CXLVIII

Al bajar de la luna oyó los ladridos del perro y sintió frío en el mentón. Corrió al espejo para verificar que la diferencia entre la cara barbada y la cara lisa era grande, pero que la cara lisa no le quedaba mal. A la misma conclusión llegaron los comensales.

—¡Está muy bien! Tendría que haberlo hecho hace tiempo. No es que la barba completa le quitara nobleza; pero tal como está ahora tiene un aire moderno…

—Moderno —repitió el anfitrión.

Fuera, igual reacción. Todos opinaban francamente que tenía mejor aspecto que antes. Una sola persona, el doctor Camacho, consideró que, si bien los nuevos bigotes y la perilla le quedaban muy bien, era sensato no alterar el rostro, verdadero espejo del alma, cuya firmeza y constancia debía reproducir.

—No es por hablar de mí —prosiguió—, pero sé que nunca me verán otra cara. Es una necesidad moral de mi persona. Mi vida, sacrificada a los principios —porque lo que siempre he procurado es conciliar no principios sino hombres—, mi vida, digo, es una imagen fiel de mi cara, y viceversa.

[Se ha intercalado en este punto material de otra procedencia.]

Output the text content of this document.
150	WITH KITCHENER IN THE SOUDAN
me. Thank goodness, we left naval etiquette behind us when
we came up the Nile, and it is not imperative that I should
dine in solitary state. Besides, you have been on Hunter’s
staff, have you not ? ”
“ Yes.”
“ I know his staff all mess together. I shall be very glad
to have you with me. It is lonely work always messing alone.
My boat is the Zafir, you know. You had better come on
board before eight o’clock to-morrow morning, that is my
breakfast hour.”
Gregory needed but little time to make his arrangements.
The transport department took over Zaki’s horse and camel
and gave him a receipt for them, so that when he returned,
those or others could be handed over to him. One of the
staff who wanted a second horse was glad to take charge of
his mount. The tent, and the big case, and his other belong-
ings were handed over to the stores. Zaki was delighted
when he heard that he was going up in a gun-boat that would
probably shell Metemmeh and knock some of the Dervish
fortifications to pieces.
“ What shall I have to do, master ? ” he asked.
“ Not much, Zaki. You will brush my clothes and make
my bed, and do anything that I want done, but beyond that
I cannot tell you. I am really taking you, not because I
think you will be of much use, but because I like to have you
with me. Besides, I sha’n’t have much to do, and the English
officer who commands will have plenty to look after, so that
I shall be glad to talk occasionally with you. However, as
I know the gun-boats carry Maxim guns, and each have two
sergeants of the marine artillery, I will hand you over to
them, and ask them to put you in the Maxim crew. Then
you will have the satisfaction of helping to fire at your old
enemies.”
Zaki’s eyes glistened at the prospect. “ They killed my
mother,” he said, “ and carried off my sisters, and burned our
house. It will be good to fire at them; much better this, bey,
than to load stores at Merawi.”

Rubião escuchaba seriamente y con la cabeza expresaba que sí, que así debía ser por fuerza. Por un rato sintió que era el emperador de los franceses paseando de incógnito; al desandar la calle volvió a sí mismo. Dante, que tantas cosas extraordinarias vio, afirma haber asistido en el infierno al castigo de un espíritu florentino a quien una serpiente estrujó de tal modo, confundiéndose tanto con él, que al fin se hizo imposible distinguir si eran dos entes o uno solo. Rubião todavía era dos. El emperador de los franceses aún no se había mezclado con su propia persona. Ambos se diferenciaban; llegaban a olvidarse uno de otro. Cuando Rubião era sólo Rubião, no pasaba de ser el hombre de siempre. Cuando se convertía en emperador, era únicamente emperador. Integrales ambos, se equilibraban entre sí.